Nem um terceiro filho acrescentado à casa de Bragança comoveu
as hostes. Nem os treinos de aquecimento dos corredores
presidenciáveis, que «ponderam» as respectivas candidaturas,
fizeram estremecer os chamados «aparelhos». Nem as rasteiras
que o PS se passa a si próprio - passará? - tiveram o condão
de se verem repescadas e repetidas nas páginas da generalidade
da imprensa, nas ondas da rádio, nas imagens da TV. É certo que
houve comoção quando o Benfica, inexplicavelmente, foi goleado
pelos galegos. Mas nem isso convenceu mais do que umas dezenas de
irados «adeptos» a insultar um plantel de profissionais da
bola. Não. O FACTO foi um ex-ministro a dizer a um amigo, entre
duas garfadas à mesa de um restaurante, o que já se suspeitava
que ele diria ao bater com a porta e ao arremessar com a pasta.
Não deixando de aqui registar o escândalo que agitou o fim de
semana, não será sobre ele que faremos crónica. Não iremos
botar opinião sobre a deontologia que levou uma jornalista a
sacar, de uma conversa íntima mas suficientemente pública, a
escandaleira das frases apanhadas. E sobre as frases de Sousa
Franco, há, afinal, muito pouco a dizer. A não ser que, neste
século e tal de política à portuguesa, talvez tenha havido
pior Governo do que este. O que não é desculpa para o
engenheiro Guterres. Não temos nada a ver com a desilusão que
«o António» terá provocado no espírito do ex-ministro das
Finanças. E, embora concordemos com ele quanto à sua previsão
de que «isto vai acabar mal», não nos parece muito
interessante saber se, com ele, Franco, no Governo, iria acabar
melhor.
A coisa em si - as amarguras de Sousa Franco e as serôdias
críticas que produziu na intimidade pública de um restaurante -
não acrescenta nada à política que por aí vai. E a política
que por aí vai diz-nos certamente respeito. Cai sobre nós. Nem
precisamos de presidentes viajantes para sabermos que males
alastram no País.
Há discursos, porém, que importa reter. Não aqueles, solenes e
pedantes, a tresandar a Vangelis e a promessas, não as
declarações de reiterado diálogo. Há palavras que pesam, como
em outros casos os silêncios ou as tortuosas declarações
valem. Sobretudo quando o descaramento dos membros do Governo de
Guterres costuma ir mais no sentido de nos dar gato por lebre,
uma palavrinha sincera vale mais do que um palavroso discurso.

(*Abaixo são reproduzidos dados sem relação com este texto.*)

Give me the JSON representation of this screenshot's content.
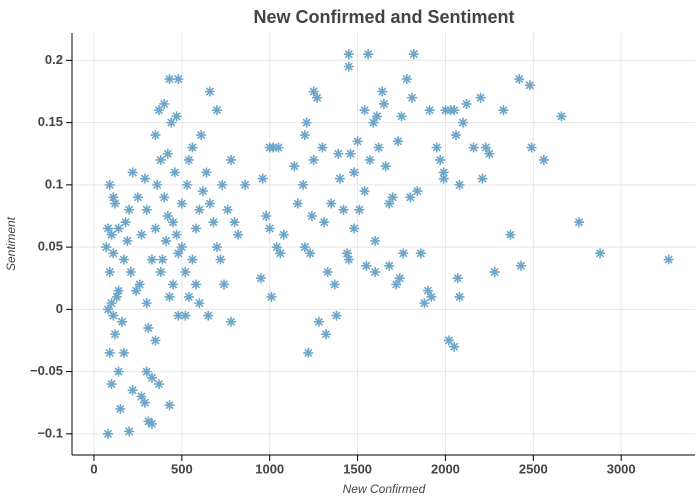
{
  "chart_data": {
    "type": "scatter",
    "title": "New Confirmed and Sentiment",
    "x_label": "New Confirmed",
    "y_label": "Sentiment",
    "color": "#6ea6c9",
    "grid": true,
    "xlim": [
      -125,
      3420
    ],
    "ylim": [
      -0.117,
      0.222
    ],
    "xticks": [
      0,
      500,
      1000,
      1500,
      2000,
      2500,
      3000
    ],
    "yticks": [
      {
        "value": -0.1,
        "label": "−0.1"
      },
      {
        "value": -0.05,
        "label": "−0.05"
      },
      0,
      0.05,
      0.1,
      0.15,
      0.2
    ],
    "x": [
      1000,
      960,
      1050,
      980,
      1000,
      1040,
      1080,
      1060,
      1010,
      950,
      1140,
      1200,
      1250,
      1270,
      1300,
      1210,
      1220,
      1280,
      1320,
      1380,
      1330,
      1370,
      1390,
      1350,
      1400,
      1420,
      1450,
      1450,
      1460,
      1480,
      1500,
      1510,
      1540,
      1560,
      1570,
      1590,
      1610,
      1620,
      1640,
      1650,
      1660,
      1700,
      1720,
      1730,
      1750,
      1780,
      1820,
      1810,
      1800,
      1840,
      1880,
      1900,
      1910,
      1950,
      1970,
      1990,
      2000,
      2030,
      2050,
      2060,
      2080,
      2100,
      2120,
      2160,
      2200,
      2230,
      2250,
      2280,
      2330,
      2370,
      2420,
      2430,
      2480,
      2490,
      2560,
      2660,
      2760,
      2880,
      3270,
      1440,
      1450,
      1550,
      1600,
      1680,
      1760,
      1740,
      1860,
      2050,
      2020,
      2070,
      2080,
      1920,
      1600,
      1480,
      1310,
      1240,
      1190,
      1160,
      1200,
      1230,
      1250,
      1540,
      1680,
      2210,
      1990,
      1020,
      80,
      200,
      310,
      330,
      430,
      150,
      220,
      270,
      290,
      300,
      330,
      370,
      100,
      140,
      170,
      90,
      120,
      160,
      80,
      100,
      130,
      110,
      140,
      90,
      110,
      70,
      80,
      100,
      140,
      120,
      90,
      110,
      200,
      180,
      170,
      220,
      250,
      290,
      270,
      260,
      300,
      310,
      350,
      380,
      330,
      350,
      370,
      400,
      430,
      480,
      470,
      440,
      420,
      380,
      360,
      400,
      420,
      450,
      470,
      480,
      500,
      520,
      450,
      430,
      480,
      520,
      540,
      560,
      580,
      600,
      620,
      640,
      660,
      700,
      610,
      560,
      530,
      500,
      660,
      680,
      700,
      720,
      740,
      780,
      650,
      600,
      730,
      780,
      820,
      800,
      860,
      760,
      350,
      300,
      390,
      410,
      460,
      540,
      580,
      210,
      240,
      190
    ],
    "values": [
      0.13,
      0.105,
      0.13,
      0.075,
      0.065,
      0.05,
      0.06,
      0.045,
      0.01,
      0.025,
      0.115,
      0.14,
      0.175,
      0.17,
      0.13,
      0.15,
      -0.035,
      -0.01,
      -0.02,
      -0.005,
      0.03,
      0.02,
      0.125,
      0.085,
      0.105,
      0.08,
      0.205,
      0.195,
      0.125,
      0.11,
      0.135,
      0.08,
      0.16,
      0.205,
      0.12,
      0.15,
      0.155,
      0.13,
      0.175,
      0.165,
      0.115,
      0.09,
      0.02,
      0.135,
      0.155,
      0.185,
      0.205,
      0.17,
      0.09,
      0.095,
      0.005,
      0.015,
      0.16,
      0.13,
      0.12,
      0.105,
      0.16,
      0.16,
      0.16,
      0.14,
      0.1,
      0.15,
      0.165,
      0.13,
      0.17,
      0.13,
      0.125,
      0.03,
      0.16,
      0.06,
      0.185,
      0.035,
      0.18,
      0.13,
      0.12,
      0.155,
      0.07,
      0.045,
      0.04,
      0.045,
      0.04,
      0.035,
      0.03,
      0.035,
      0.045,
      0.025,
      0.045,
      -0.03,
      -0.025,
      0.025,
      0.01,
      0.01,
      0.055,
      0.065,
      0.07,
      0.075,
      0.1,
      0.085,
      0.05,
      0.045,
      0.12,
      0.095,
      0.085,
      0.105,
      0.11,
      0.13,
      -0.1,
      -0.098,
      -0.09,
      -0.092,
      -0.077,
      -0.08,
      -0.065,
      -0.07,
      -0.075,
      -0.05,
      -0.055,
      -0.06,
      -0.06,
      -0.05,
      -0.035,
      -0.035,
      -0.02,
      -0.01,
      0,
      0.005,
      0.01,
      -0.005,
      0.015,
      0.03,
      0.045,
      0.05,
      0.065,
      0.06,
      0.065,
      0.085,
      0.1,
      0.09,
      0.08,
      0.07,
      0.04,
      0.11,
      0.09,
      0.105,
      0.06,
      0.02,
      0.005,
      -0.015,
      -0.025,
      0.03,
      0.04,
      0.14,
      0.16,
      0.165,
      0.185,
      0.185,
      0.155,
      0.15,
      0.125,
      0.12,
      0.1,
      0.09,
      0.075,
      0.07,
      0.06,
      0.045,
      0.05,
      0.03,
      0.02,
      0.01,
      -0.005,
      -0.005,
      0.01,
      0.04,
      0.065,
      0.08,
      0.095,
      0.11,
      0.175,
      0.16,
      0.14,
      0.13,
      0.1,
      0.085,
      0.085,
      0.07,
      0.05,
      0.04,
      0.02,
      -0.01,
      -0.005,
      0.005,
      0.1,
      0.12,
      0.06,
      0.07,
      0.1,
      0.08,
      0.065,
      0.08,
      0.04,
      0.055,
      0.11,
      0.12,
      0.02,
      0.03,
      0.015,
      0.055
    ]
  }
}
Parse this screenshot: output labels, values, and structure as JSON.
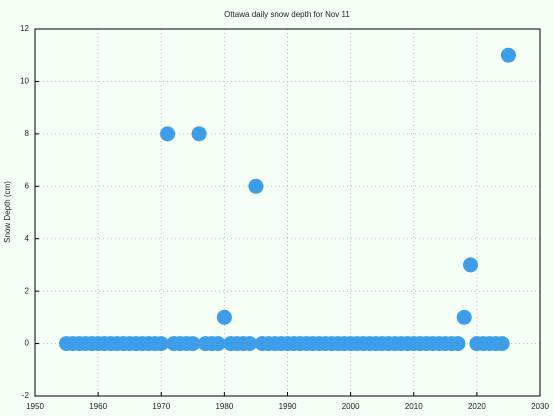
{
  "chart_data": {
    "type": "scatter",
    "title": "Ottawa daily snow depth for Nov 11",
    "y_label": "Snow Depth (cm)",
    "x": [
      1955,
      1956,
      1957,
      1958,
      1959,
      1960,
      1961,
      1962,
      1963,
      1964,
      1965,
      1966,
      1967,
      1968,
      1969,
      1970,
      1971,
      1972,
      1973,
      1974,
      1975,
      1976,
      1977,
      1978,
      1979,
      1980,
      1981,
      1982,
      1983,
      1984,
      1985,
      1986,
      1987,
      1988,
      1989,
      1990,
      1991,
      1992,
      1993,
      1994,
      1995,
      1996,
      1997,
      1998,
      1999,
      2000,
      2001,
      2002,
      2003,
      2004,
      2005,
      2006,
      2007,
      2008,
      2009,
      2010,
      2011,
      2012,
      2013,
      2014,
      2015,
      2016,
      2017,
      2018,
      2019,
      2020,
      2021,
      2022,
      2023,
      2024,
      2025
    ],
    "values": [
      0,
      0,
      0,
      0,
      0,
      0,
      0,
      0,
      0,
      0,
      0,
      0,
      0,
      0,
      0,
      0,
      8,
      0,
      0,
      0,
      0,
      8,
      0,
      0,
      0,
      1,
      0,
      0,
      0,
      0,
      6,
      0,
      0,
      0,
      0,
      0,
      0,
      0,
      0,
      0,
      0,
      0,
      0,
      0,
      0,
      0,
      0,
      0,
      0,
      0,
      0,
      0,
      0,
      0,
      0,
      0,
      0,
      0,
      0,
      0,
      0,
      0,
      0,
      1,
      3,
      0,
      0,
      0,
      0,
      0,
      11
    ],
    "color": "#3d9de8",
    "xlim": [
      1950,
      2030
    ],
    "xticks": [
      1950,
      1960,
      1970,
      1980,
      1990,
      2000,
      2010,
      2020,
      2030
    ],
    "ylim": [
      -2,
      12
    ],
    "yticks": [
      -2,
      0,
      2,
      4,
      6,
      8,
      10,
      12
    ],
    "grid": true
  }
}
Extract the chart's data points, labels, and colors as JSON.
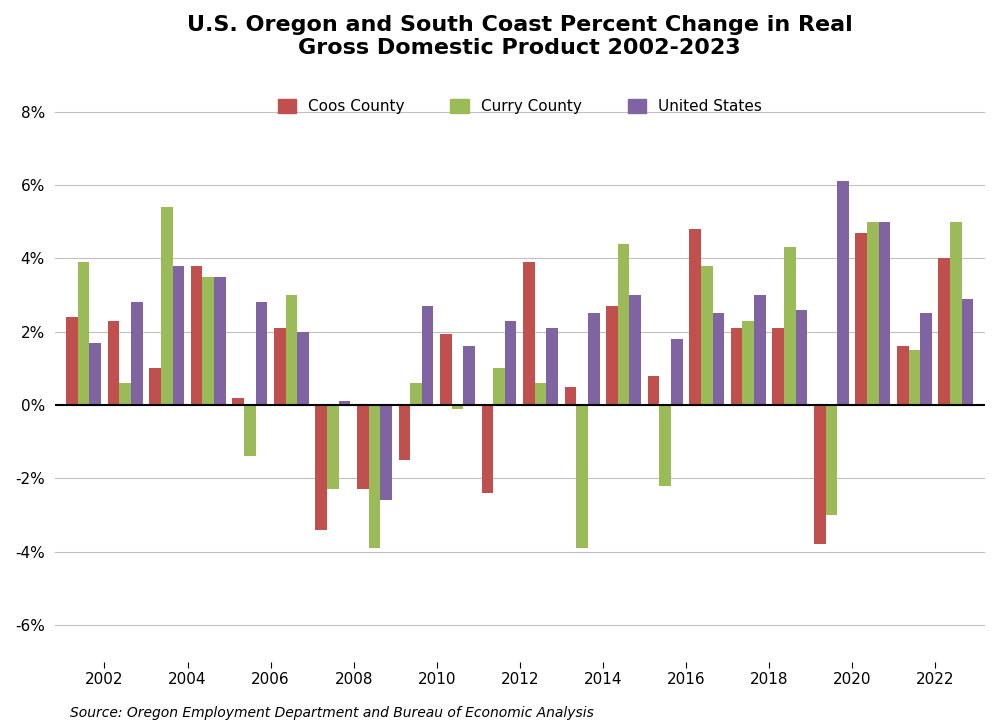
{
  "title": "U.S. Oregon and South Coast Percent Change in Real\nGross Domestic Product 2002-2023",
  "source": "Source: Oregon Employment Department and Bureau of Economic Analysis",
  "years": [
    2002,
    2003,
    2004,
    2005,
    2006,
    2007,
    2008,
    2009,
    2010,
    2011,
    2012,
    2013,
    2014,
    2015,
    2016,
    2017,
    2018,
    2019,
    2020,
    2021,
    2022,
    2023
  ],
  "coos": [
    2.4,
    2.3,
    1.0,
    3.8,
    0.2,
    2.1,
    -3.4,
    -2.3,
    -1.5,
    1.95,
    -2.4,
    3.9,
    0.5,
    2.7,
    0.8,
    4.8,
    2.1,
    2.1,
    -3.8,
    4.7,
    1.6,
    4.0
  ],
  "curry": [
    3.9,
    0.6,
    5.4,
    3.5,
    -1.4,
    3.0,
    -2.3,
    -3.9,
    0.6,
    -0.1,
    1.0,
    0.6,
    -3.9,
    4.4,
    -2.2,
    3.8,
    2.3,
    4.3,
    -3.0,
    5.0,
    1.5,
    5.0
  ],
  "us": [
    1.7,
    2.8,
    3.8,
    3.5,
    2.8,
    2.0,
    0.1,
    -2.6,
    2.7,
    1.6,
    2.3,
    2.1,
    2.5,
    3.0,
    1.8,
    2.5,
    3.0,
    2.6,
    6.1,
    5.0,
    2.5,
    2.9
  ],
  "coos_color": "#c0504d",
  "curry_color": "#9bbb59",
  "us_color": "#8064a2",
  "background_color": "#ffffff",
  "grid_color": "#c0c0c0",
  "ylim": [
    -7,
    9
  ],
  "yticks": [
    -6,
    -4,
    -2,
    0,
    2,
    4,
    6,
    8
  ],
  "ytick_labels": [
    "-6%",
    "-4%",
    "-2%",
    "0%",
    "2%",
    "4%",
    "6%",
    "8%"
  ],
  "bar_width": 0.28,
  "legend_labels": [
    "Coos County",
    "Curry County",
    "United States"
  ],
  "title_fontsize": 16,
  "axis_fontsize": 11,
  "source_fontsize": 10,
  "xtick_labels": [
    "2002",
    "2004",
    "2006",
    "2008",
    "2010",
    "2012",
    "2014",
    "2016",
    "2018",
    "2020",
    "2022"
  ]
}
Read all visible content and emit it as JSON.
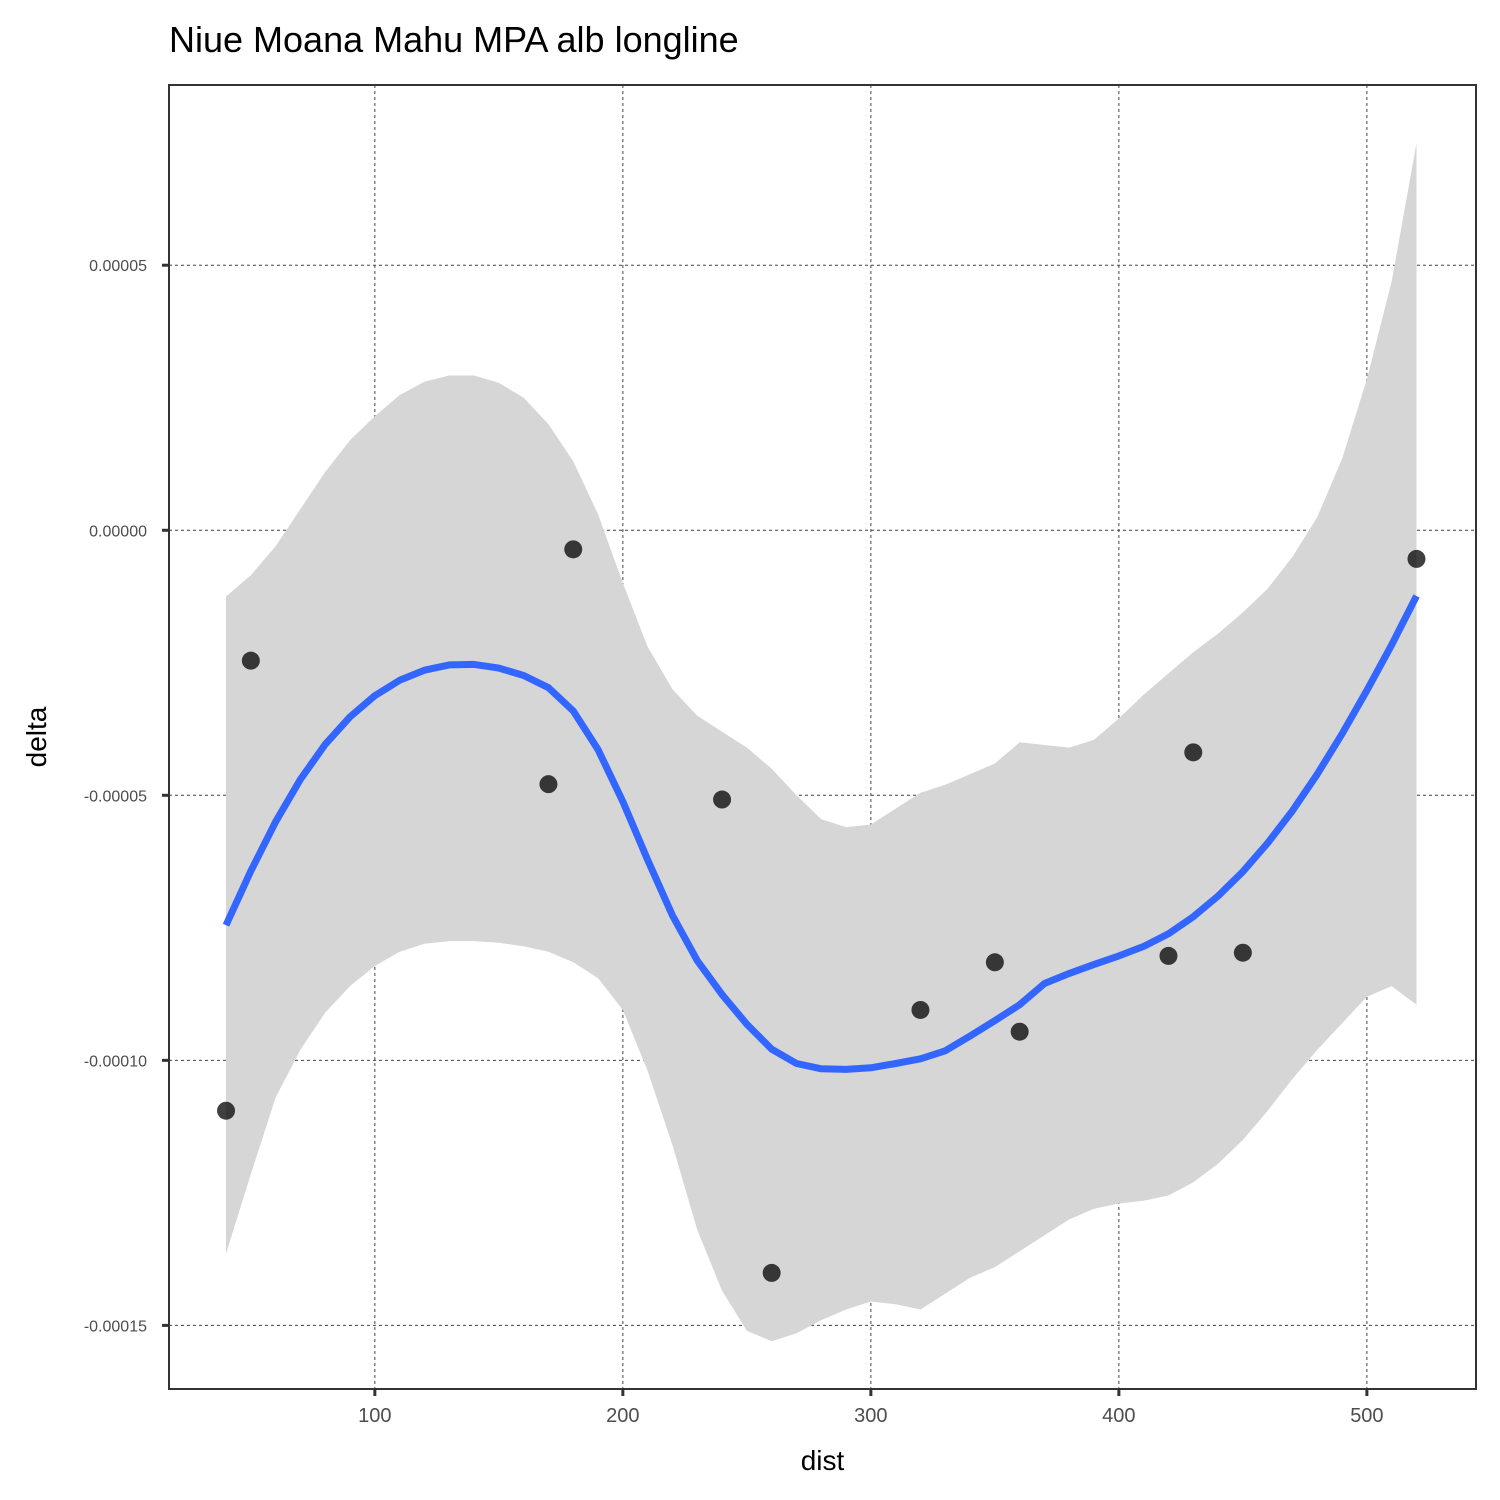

Disse-a a ministra da Saúde. Uma frase só, que vale mais do que
todo o seu programa porque é mais verdadeira e mostra como tudo
se conjuga para afinal dar razão a Sousa Franco, embora talvez
eles não estejam de acordo sobre os termos. A ministra afirmou,
publicamente e sem intimidade nenhuma, que «este Serviço
Nacional de Saúde», com a despesa que dá, ainda vai acabar.
Uma pequena frase, ao jeito severo da nova ministra. Que diz mais
do que as tergiversantes declarações de outros ministros cuja
acção vai no sentido de privatizar tudo o que, no Estado,
significa serviço à sociedade. A acção deste Governo, que
persiste e aprofunda a política de direita, avança no sentido
de libertar o Estado das suas peias sociais, de o descarnar até
ao osso, de o transformar rapidamente naquilo que é a sua
essência - um aparelho ao serviço dos interesses do capital.